Pour que l’aquaponique se généralise, l’industrie doit également produire une nouvelle race d’experts en aquaculture ayant la connaissance des systèmes aquaponiques qui sont spécifiquement conçus pour des opérations complexes et à grande échelle.
« Je ne pense pas que la formation traditionnelle en aquaponie soit adéquate pour préparer une grande installation d’aquaponie en eau froide découplée », déclare M. Summerfelt. « C’est une innovation à tous points de vue, et ce n’est pas facile à mettre en œuvre. »
Chatterson est d’accord, et il aide à construire une future génération d’experts en aquaponique.
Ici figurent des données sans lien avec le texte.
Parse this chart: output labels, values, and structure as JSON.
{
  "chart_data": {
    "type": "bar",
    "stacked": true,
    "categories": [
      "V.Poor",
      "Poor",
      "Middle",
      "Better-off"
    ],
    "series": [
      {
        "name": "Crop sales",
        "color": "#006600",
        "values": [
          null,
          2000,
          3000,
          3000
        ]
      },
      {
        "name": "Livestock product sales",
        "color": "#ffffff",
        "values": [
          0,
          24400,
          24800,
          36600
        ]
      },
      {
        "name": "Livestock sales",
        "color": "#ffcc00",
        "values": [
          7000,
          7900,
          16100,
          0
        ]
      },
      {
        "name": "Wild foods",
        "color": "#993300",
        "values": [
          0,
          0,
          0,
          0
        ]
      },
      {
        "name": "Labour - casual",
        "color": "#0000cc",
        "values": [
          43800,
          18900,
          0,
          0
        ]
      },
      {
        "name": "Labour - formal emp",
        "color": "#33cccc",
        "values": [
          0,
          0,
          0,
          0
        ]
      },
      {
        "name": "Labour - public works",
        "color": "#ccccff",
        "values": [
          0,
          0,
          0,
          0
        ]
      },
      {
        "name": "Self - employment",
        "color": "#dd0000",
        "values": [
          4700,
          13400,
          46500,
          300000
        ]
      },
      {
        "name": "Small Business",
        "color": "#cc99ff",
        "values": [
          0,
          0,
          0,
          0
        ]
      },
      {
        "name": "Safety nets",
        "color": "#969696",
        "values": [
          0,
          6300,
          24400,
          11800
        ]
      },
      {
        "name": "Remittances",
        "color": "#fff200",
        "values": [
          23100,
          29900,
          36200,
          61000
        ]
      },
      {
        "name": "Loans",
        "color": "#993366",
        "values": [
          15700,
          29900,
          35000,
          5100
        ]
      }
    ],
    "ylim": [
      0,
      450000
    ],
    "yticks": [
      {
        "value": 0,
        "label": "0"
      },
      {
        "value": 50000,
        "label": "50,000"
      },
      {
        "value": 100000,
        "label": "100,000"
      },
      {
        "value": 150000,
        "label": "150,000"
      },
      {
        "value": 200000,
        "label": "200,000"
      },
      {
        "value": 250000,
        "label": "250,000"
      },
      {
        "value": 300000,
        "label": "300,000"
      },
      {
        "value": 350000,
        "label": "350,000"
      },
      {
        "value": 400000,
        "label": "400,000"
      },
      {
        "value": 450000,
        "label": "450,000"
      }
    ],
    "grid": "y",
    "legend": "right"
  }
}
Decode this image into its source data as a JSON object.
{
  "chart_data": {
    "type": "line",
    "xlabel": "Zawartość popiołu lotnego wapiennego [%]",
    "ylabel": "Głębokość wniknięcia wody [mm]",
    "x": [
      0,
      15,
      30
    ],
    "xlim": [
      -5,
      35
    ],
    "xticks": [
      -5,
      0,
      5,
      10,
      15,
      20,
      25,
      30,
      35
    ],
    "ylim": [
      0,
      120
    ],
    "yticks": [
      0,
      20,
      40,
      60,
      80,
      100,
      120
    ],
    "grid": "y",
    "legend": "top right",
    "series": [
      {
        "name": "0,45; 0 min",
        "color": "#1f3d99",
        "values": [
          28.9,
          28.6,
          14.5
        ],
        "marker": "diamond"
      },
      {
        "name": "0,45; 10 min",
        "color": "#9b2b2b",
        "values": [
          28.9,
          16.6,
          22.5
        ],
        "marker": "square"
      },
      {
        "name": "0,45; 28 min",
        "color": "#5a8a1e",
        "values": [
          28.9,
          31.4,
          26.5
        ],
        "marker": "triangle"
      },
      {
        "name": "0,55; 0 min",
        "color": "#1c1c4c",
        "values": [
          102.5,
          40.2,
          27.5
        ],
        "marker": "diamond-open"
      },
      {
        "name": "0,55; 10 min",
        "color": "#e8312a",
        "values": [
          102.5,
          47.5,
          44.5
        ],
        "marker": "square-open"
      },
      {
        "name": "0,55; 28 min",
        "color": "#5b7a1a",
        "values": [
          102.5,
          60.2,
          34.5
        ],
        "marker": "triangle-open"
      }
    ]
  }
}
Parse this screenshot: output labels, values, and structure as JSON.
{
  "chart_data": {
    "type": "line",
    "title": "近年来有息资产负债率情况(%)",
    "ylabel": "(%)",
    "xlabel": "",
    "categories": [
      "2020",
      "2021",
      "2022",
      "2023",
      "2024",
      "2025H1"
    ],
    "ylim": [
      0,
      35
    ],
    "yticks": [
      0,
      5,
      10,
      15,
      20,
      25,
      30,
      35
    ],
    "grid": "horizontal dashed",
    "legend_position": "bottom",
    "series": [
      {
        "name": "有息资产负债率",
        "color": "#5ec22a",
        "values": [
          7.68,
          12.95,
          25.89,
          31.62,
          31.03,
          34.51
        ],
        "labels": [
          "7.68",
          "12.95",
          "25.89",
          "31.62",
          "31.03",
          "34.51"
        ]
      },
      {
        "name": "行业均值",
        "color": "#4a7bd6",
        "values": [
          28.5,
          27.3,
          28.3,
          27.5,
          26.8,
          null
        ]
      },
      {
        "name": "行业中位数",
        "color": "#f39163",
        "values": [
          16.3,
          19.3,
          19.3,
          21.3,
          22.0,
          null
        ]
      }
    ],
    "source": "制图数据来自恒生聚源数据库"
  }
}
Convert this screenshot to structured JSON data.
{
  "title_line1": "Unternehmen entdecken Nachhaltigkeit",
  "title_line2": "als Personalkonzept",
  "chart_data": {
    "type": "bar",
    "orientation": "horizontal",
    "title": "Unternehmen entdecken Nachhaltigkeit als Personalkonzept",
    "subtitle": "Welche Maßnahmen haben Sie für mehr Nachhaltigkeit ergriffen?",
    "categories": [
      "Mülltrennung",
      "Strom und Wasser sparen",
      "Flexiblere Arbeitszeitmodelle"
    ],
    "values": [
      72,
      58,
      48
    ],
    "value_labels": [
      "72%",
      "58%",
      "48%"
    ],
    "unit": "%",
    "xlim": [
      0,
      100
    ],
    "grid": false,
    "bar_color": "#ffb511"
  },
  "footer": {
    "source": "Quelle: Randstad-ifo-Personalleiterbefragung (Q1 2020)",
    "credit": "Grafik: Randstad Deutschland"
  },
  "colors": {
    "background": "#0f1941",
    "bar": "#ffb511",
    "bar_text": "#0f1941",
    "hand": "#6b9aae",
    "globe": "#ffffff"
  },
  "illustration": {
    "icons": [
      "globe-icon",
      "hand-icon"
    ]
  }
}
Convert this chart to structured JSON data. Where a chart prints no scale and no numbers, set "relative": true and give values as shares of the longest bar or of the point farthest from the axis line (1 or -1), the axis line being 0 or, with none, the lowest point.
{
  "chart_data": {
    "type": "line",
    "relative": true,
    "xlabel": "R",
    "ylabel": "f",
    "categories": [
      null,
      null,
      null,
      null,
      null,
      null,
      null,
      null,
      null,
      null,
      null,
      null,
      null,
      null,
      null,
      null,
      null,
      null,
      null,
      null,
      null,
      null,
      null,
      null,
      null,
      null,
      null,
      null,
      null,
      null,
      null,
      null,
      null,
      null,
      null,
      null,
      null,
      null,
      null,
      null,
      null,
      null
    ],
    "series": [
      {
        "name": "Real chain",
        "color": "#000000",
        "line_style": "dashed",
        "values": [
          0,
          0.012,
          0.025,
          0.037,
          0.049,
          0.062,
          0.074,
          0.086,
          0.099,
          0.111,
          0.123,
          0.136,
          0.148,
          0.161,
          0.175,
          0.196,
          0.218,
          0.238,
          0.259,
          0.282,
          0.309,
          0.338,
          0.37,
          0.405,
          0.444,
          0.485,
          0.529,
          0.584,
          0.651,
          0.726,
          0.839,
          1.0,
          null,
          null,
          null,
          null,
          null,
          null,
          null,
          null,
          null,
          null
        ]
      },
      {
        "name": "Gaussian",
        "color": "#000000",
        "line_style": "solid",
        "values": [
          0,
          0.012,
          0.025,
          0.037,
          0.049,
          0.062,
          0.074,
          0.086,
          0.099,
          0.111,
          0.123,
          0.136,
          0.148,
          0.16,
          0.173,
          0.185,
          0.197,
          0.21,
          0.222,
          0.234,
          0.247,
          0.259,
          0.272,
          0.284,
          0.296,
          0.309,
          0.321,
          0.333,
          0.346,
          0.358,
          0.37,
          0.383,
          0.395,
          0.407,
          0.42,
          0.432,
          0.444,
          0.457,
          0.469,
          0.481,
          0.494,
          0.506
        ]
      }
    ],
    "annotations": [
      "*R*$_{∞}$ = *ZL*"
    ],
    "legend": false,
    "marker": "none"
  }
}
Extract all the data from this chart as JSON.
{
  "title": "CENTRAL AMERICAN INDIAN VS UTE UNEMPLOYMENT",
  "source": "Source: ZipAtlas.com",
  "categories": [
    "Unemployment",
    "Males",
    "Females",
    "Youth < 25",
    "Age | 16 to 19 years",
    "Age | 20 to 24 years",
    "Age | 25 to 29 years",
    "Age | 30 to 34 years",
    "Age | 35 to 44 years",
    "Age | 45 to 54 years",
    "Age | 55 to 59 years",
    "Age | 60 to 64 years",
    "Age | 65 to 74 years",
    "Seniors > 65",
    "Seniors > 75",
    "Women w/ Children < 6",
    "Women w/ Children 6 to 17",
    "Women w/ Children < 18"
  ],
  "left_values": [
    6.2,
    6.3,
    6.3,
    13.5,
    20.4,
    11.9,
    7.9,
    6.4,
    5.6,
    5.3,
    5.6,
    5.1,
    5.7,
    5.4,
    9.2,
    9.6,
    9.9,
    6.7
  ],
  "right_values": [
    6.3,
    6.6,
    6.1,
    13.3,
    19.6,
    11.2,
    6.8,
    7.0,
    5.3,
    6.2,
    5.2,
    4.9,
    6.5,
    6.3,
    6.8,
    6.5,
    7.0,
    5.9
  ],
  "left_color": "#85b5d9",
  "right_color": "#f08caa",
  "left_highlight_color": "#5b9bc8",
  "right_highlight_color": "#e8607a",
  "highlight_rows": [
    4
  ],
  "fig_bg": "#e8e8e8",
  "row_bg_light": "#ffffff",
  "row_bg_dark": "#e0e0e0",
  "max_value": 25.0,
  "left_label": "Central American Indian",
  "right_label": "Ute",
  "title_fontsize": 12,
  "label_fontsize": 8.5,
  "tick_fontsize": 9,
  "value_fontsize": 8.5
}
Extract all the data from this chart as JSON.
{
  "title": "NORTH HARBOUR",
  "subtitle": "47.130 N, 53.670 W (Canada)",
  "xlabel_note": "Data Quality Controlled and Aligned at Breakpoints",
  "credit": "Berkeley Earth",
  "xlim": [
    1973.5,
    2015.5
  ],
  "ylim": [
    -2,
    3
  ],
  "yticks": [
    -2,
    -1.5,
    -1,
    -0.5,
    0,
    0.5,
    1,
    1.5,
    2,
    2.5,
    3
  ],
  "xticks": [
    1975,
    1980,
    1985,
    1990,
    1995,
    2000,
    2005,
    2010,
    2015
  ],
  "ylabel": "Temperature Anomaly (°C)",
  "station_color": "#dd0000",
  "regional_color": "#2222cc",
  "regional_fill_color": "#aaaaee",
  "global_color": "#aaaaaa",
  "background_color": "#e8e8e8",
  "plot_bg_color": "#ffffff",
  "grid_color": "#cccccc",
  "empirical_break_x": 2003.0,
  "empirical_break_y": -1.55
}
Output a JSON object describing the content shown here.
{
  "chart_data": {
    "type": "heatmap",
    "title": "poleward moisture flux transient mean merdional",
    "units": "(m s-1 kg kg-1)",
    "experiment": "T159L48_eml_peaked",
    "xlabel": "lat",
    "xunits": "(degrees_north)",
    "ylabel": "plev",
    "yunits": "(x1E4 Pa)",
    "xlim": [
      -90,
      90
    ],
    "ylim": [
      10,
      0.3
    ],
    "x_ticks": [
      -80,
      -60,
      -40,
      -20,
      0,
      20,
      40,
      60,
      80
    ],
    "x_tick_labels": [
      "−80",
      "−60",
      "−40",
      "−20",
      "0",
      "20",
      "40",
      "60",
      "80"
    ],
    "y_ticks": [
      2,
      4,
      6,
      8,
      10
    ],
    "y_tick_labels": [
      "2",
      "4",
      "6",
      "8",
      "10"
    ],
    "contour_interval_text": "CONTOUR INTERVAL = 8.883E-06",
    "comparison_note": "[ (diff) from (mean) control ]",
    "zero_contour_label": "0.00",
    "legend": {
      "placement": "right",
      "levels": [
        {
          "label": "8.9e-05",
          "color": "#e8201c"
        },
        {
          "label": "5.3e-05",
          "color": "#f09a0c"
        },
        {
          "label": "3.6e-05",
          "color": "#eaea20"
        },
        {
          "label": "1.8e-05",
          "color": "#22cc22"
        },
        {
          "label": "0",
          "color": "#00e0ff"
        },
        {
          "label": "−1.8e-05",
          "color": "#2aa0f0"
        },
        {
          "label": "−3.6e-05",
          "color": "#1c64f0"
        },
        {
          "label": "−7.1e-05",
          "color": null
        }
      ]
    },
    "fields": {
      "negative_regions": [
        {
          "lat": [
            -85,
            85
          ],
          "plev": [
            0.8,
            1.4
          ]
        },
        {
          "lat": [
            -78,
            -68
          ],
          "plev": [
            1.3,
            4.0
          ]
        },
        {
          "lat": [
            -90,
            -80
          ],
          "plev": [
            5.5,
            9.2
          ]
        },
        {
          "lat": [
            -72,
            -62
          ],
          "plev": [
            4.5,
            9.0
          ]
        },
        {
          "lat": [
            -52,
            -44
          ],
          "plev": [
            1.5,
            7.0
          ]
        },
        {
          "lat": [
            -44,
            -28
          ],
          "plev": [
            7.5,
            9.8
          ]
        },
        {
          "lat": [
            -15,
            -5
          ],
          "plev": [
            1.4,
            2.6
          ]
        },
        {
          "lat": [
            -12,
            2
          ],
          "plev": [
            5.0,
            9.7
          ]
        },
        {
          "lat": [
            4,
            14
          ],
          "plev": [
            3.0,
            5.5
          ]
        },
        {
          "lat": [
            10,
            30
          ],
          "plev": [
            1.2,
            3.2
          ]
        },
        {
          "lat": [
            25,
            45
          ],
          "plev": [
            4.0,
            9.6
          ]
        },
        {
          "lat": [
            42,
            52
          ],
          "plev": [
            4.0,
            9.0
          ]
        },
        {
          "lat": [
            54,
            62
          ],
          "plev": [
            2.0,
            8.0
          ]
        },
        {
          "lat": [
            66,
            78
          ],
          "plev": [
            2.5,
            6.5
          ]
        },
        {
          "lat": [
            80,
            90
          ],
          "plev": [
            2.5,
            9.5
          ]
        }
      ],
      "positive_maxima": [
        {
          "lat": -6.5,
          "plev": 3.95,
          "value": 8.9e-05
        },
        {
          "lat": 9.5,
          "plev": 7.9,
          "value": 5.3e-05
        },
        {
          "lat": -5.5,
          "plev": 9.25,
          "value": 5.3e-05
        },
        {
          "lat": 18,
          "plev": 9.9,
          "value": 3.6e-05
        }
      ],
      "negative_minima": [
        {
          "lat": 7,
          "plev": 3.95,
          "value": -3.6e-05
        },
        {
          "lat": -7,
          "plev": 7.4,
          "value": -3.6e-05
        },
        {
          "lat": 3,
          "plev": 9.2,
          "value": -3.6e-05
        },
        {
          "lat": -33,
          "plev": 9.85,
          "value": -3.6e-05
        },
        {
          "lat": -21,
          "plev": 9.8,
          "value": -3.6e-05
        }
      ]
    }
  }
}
Par le biais de son entreprise, il a contribué à l’installation d’une unité de démonstration aquaponique dans un collège communautaire de Caroline du Nord. Un projet est également en cours pour installer une unité similaire dans un collège en Virginie.
« Si nous voulons avoir une industrie aquaponique, il faut que les gens aillent à l’école et soient motivés à faire carrière dans ces domaines si l’industrie doit un jour être viable à long terme », dit-il.